1. SBOE meetings can be publicly viewed, but official minutes containing Cortez's proposal have yet to be approved. According to the TEA spokesperson, a discussion about Mexican-American studies will be part of SBOE's next meeting, scheduled for January 28-31.
  2. Tony Diaz, founder of the Librotraficante (Book Smuggler) group that was formed in response to protest the 2010 elimination of ethnic studies in Arizona, sees the news as a positive first step.

    "This is a huge step for our movement," said Diaz, who is also a M.A.S Texas leader. "Arizona oppressors should take note. Texas is preparing to thrive in a multicultural, multimedia era."

  3. Online reaction to the news was generally positive.
  4. I'm amazed. The state of Arizona effectively "killed" their Mexican-American studies program. Good on Texas if this actually comes to pass.
  5. However, several Latinos debated whether adding Mexican-American studies made sense in a public school setting. Here is what Mario Ramirez wrote on the Latino Rebels Facebook site:
  6. In the public school setting in Texas (K to 12) not everyone is of Mexican heritage. There might be a lot but that doesn't mean they should control the situation. That's less than Democracy but more like mob rule. Let's get that clear - it's not all about you. That's where the true inequality comes from - singling out one group (Chicano) over another (the rest of the population) and expecting the Texas and United States tax payer to cover the bill. Not fair for the others.

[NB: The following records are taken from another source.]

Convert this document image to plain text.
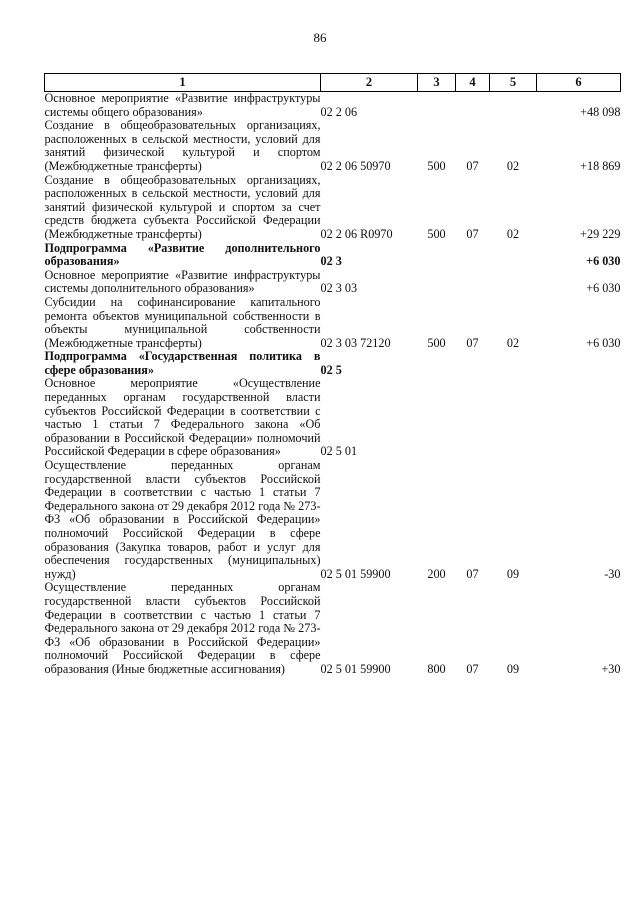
86
1	2	3	4	5	6
Основное мероприятие «Развитие инфраструктуры системы общего образования»	02 2 06				+48 098
Создание в общеобразовательных организациях, расположенных в сельской местности, условий для занятий физической культурой и спортом (Межбюджетные трансферты)	02 2 06 50970	500	07	02	+18 869
Создание в общеобразовательных организациях, расположенных в сельской местности, условий для занятий физической культурой и спортом за счет средств бюджета субъекта Российской Федерации (Межбюджетные трансферты)	02 2 06 R0970	500	07	02	+29 229
Подпрограмма «Развитие дополнительного образования»	02 3				+6 030
Основное мероприятие «Развитие инфраструктуры системы дополнительного образования»	02 3 03				+6 030
Субсидии на софинансирование капитального ремонта объектов муниципальной собственности в объекты муниципальной собственности (Межбюджетные трансферты)	02 3 03 72120	500	07	02	+6 030
Подпрограмма «Государственная политика в сфере образования»	02 5				
Основное мероприятие «Осуществление переданных органам государственной власти субъектов Российской Федерации в соответствии с частью 1 статьи 7 Федерального закона «Об образовании в Российской Федерации» полномочий Российской Федерации в сфере образования»	02 5 01				
Осуществление переданных органам государственной власти субъектов Российской Федерации в соответствии с частью 1 статьи 7 Федерального закона от 29 декабря 2012 года № 273-ФЗ «Об образовании в Российской Федерации» полномочий Российской Федерации в сфере образования (Закупка товаров, работ и услуг для обеспечения государственных (муниципальных) нужд)	02 5 01 59900	200	07	09	-30
Осуществление переданных органам государственной власти субъектов Российской Федерации в соответствии с частью 1 статьи 7 Федерального закона от 29 декабря 2012 года № 273-ФЗ «Об образовании в Российской Федерации» полномочий Российской Федерации в сфере образования (Иные бюджетные ассигнования)	02 5 01 59900	800	07	09	+30
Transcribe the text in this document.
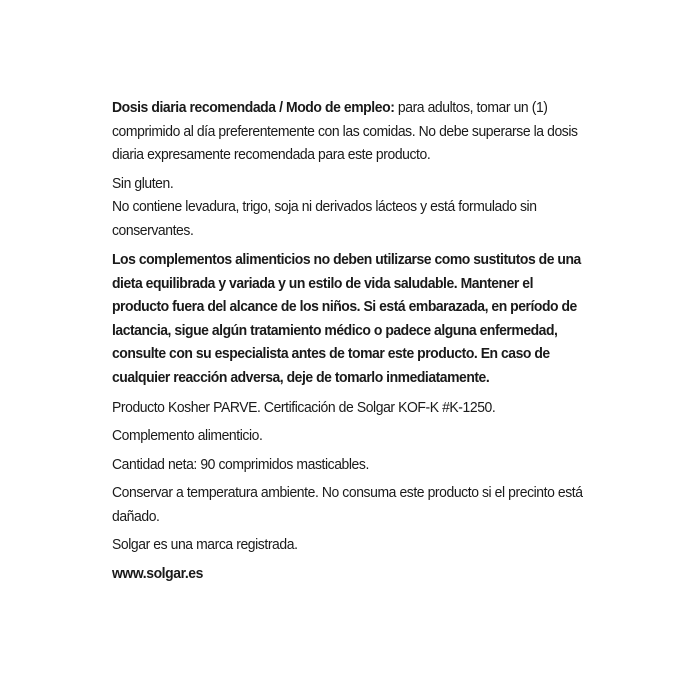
Dosis diaria recomendada / Modo de empleo: para adultos, tomar un (1) comprimido al día preferentemente con las comidas. No debe superarse la dosis diaria expresamente recomendada para este producto.

Sin gluten.

No contiene levadura, trigo, soja ni derivados lácteos y está formulado sin conservantes.

Los complementos alimenticios no deben utilizarse como sustitutos de una dieta equilibrada y variada y un estilo de vida saludable. Mantener el producto fuera del alcance de los niños. Si está embarazada, en período de lactancia, sigue algún tratamiento médico o padece alguna enfermedad, consulte con su especialista antes de tomar este producto. En caso de cualquier reacción adversa, deje de tomarlo inmediatamente.

Producto Kosher PARVE. Certificación de Solgar KOF-K #K-1250.

Complemento alimenticio.

Cantidad neta: 90 comprimidos masticables.

Conservar a temperatura ambiente. No consuma este producto si el precinto está dañado.

Solgar es una marca registrada.

www.solgar.es
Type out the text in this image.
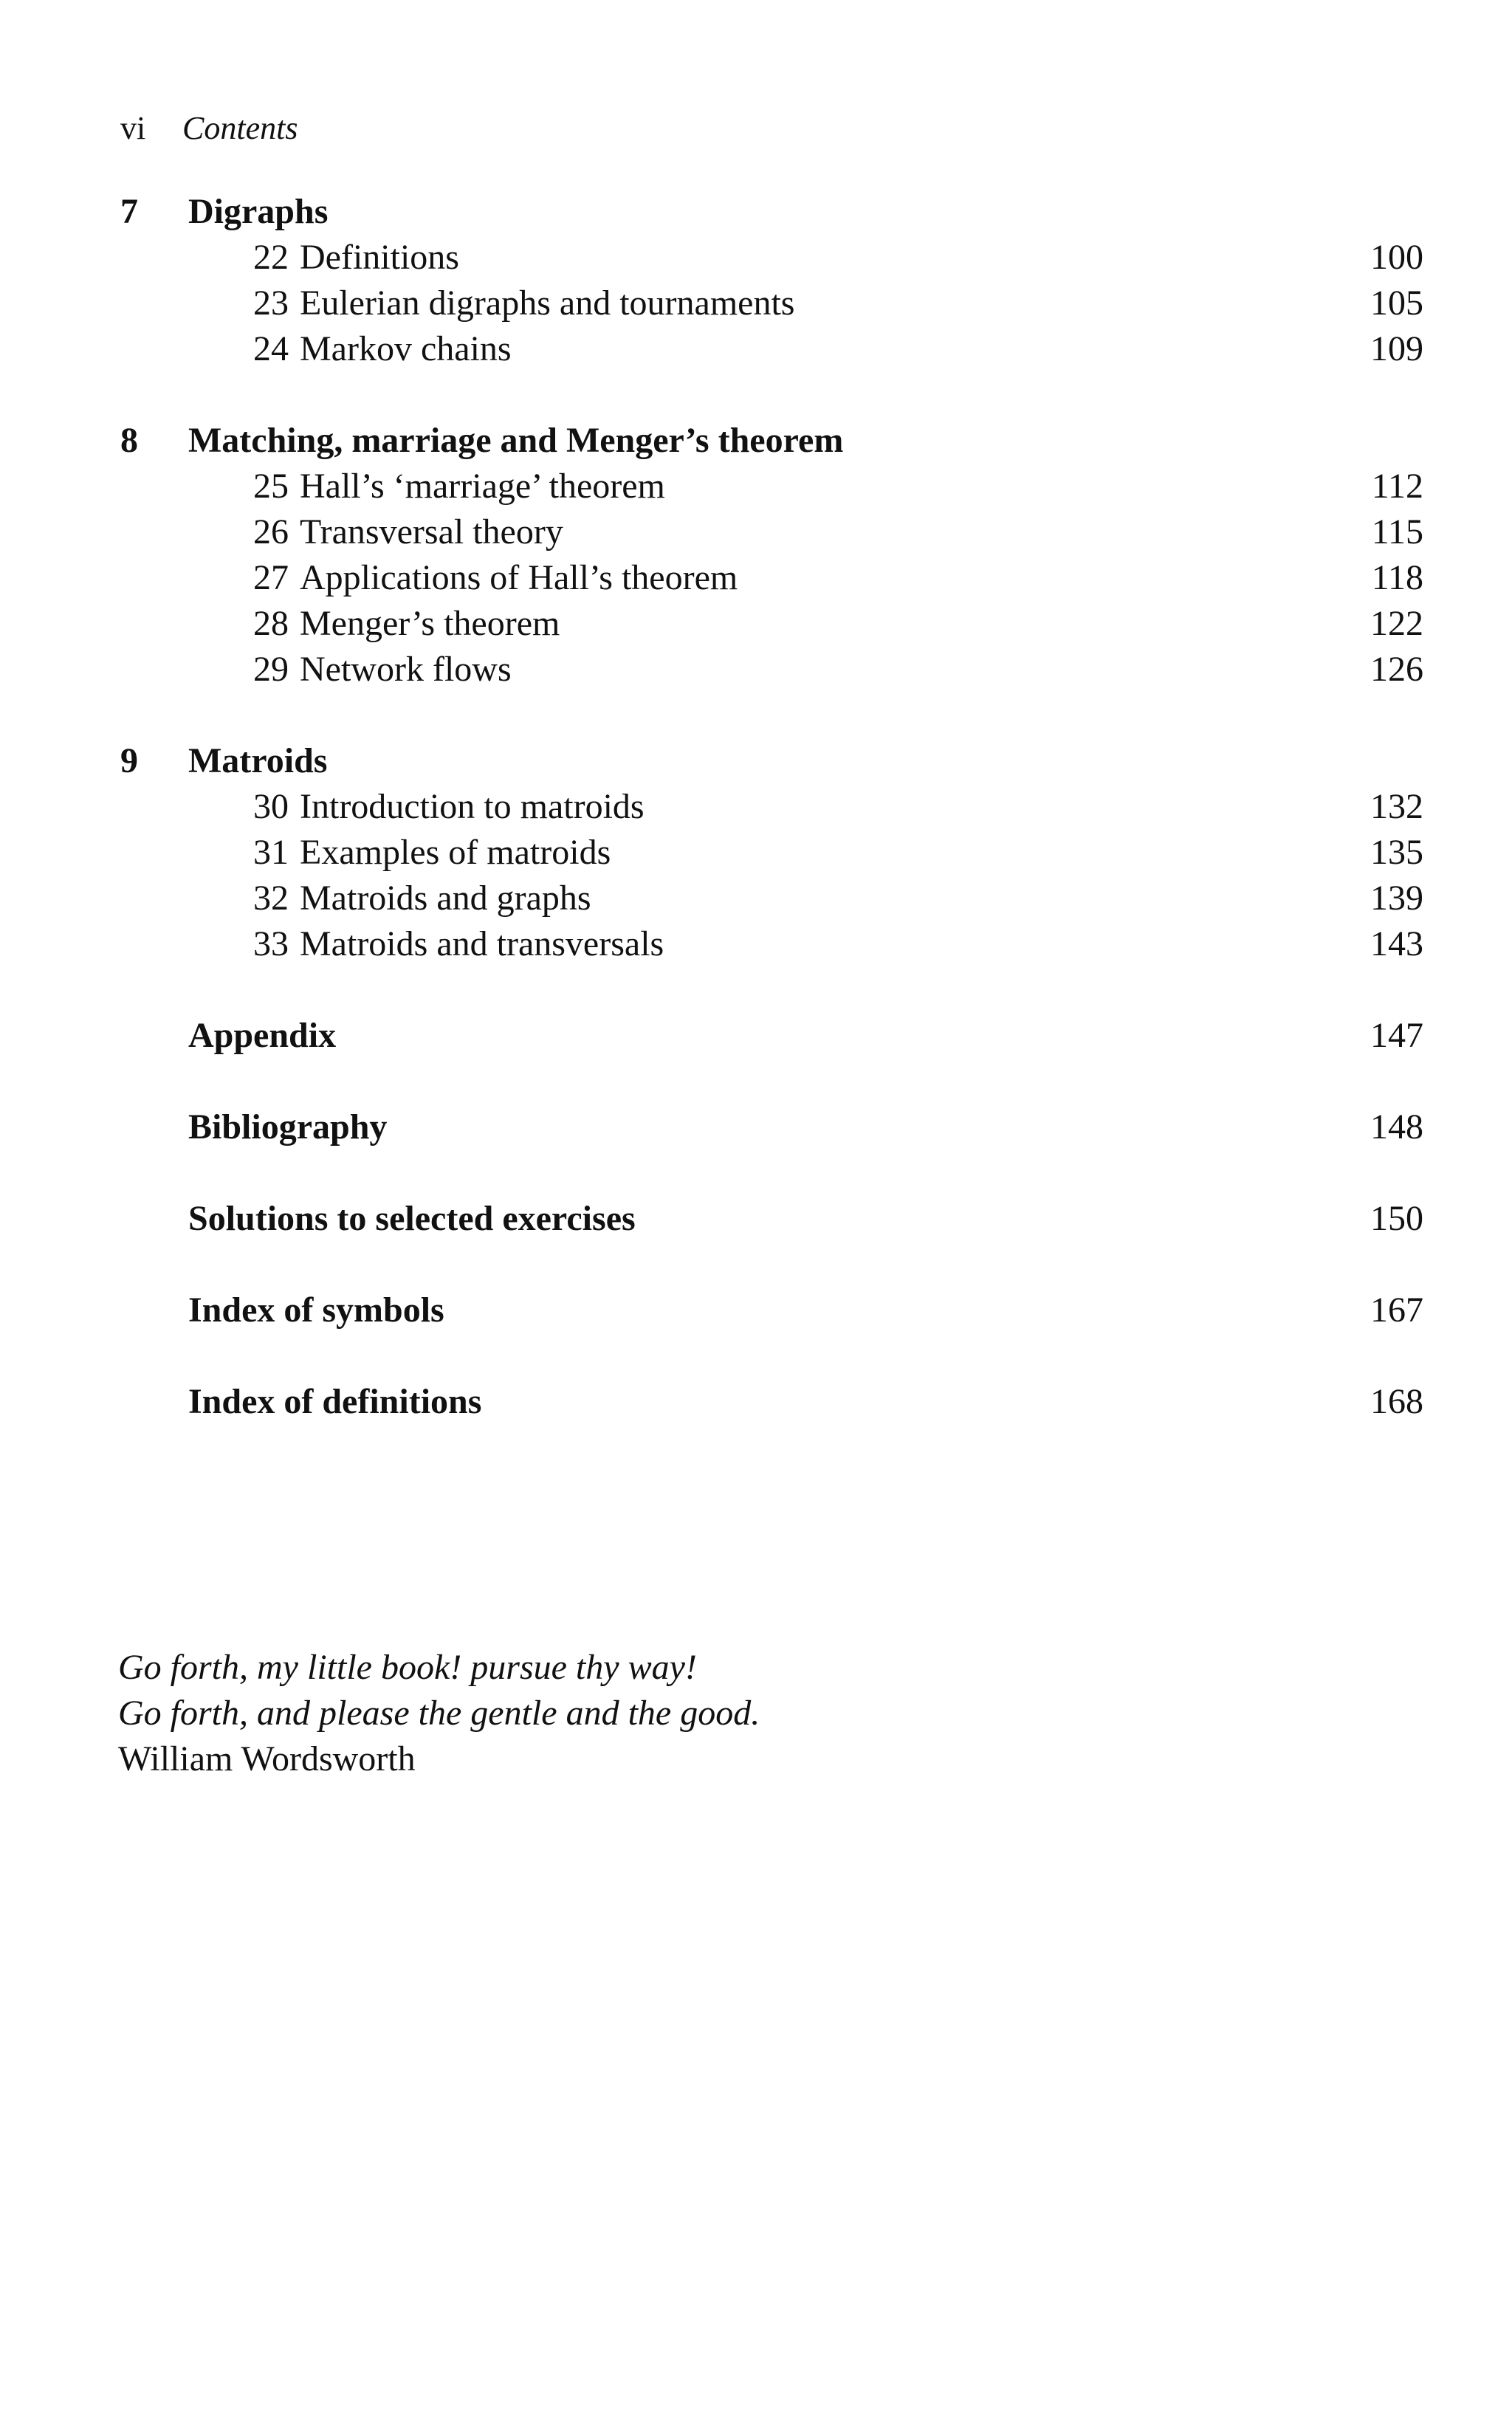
vi Contents
7 Digraphs
22 Definitions	100
23 Eulerian digraphs and tournaments	105
24 Markov chains	109
8 Matching, marriage and Menger’s theorem
25 Hall’s ‘marriage’ theorem	112
26 Transversal theory	115
27 Applications of Hall’s theorem	118
28 Menger’s theorem	122
29 Network flows	126
9 Matroids
30 Introduction to matroids	132
31 Examples of matroids	135
32 Matroids and graphs	139
33 Matroids and transversals	143
Appendix	147
Bibliography	148
Solutions to selected exercises	150
Index of symbols	167
Index of definitions	168
Go forth, my little book! pursue thy way!
Go forth, and please the gentle and the good.
William Wordsworth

  7. Marcos Villarreal responded:
  8. It is unbelievable that African Americans and Native Americans (although overlapping history in the South West) courses have been perceived as normal and expected in our educational system-however Chicano history essentially does not exist. When you look at oppression it is important to see who has a a voice and who is purposefully left voiceless.
  9. One person who does support the proposal is Emilio Zamora (pictured below), a professor of history at the University of Texas at Austin. In an interview with The Stream, Zamora said that formally adding Mexican-American studies to public school curriculum is long overdue, since he and others have worked for years with several Texas teachers to add this content to instruction. "We're asking the state board to catch up to a process that has already been happening," he said.
  10. "We see this as an opportunity to energize young people to become more interested in research, writing and critical thinking about how American history can be told from a different perspective," Zamora added.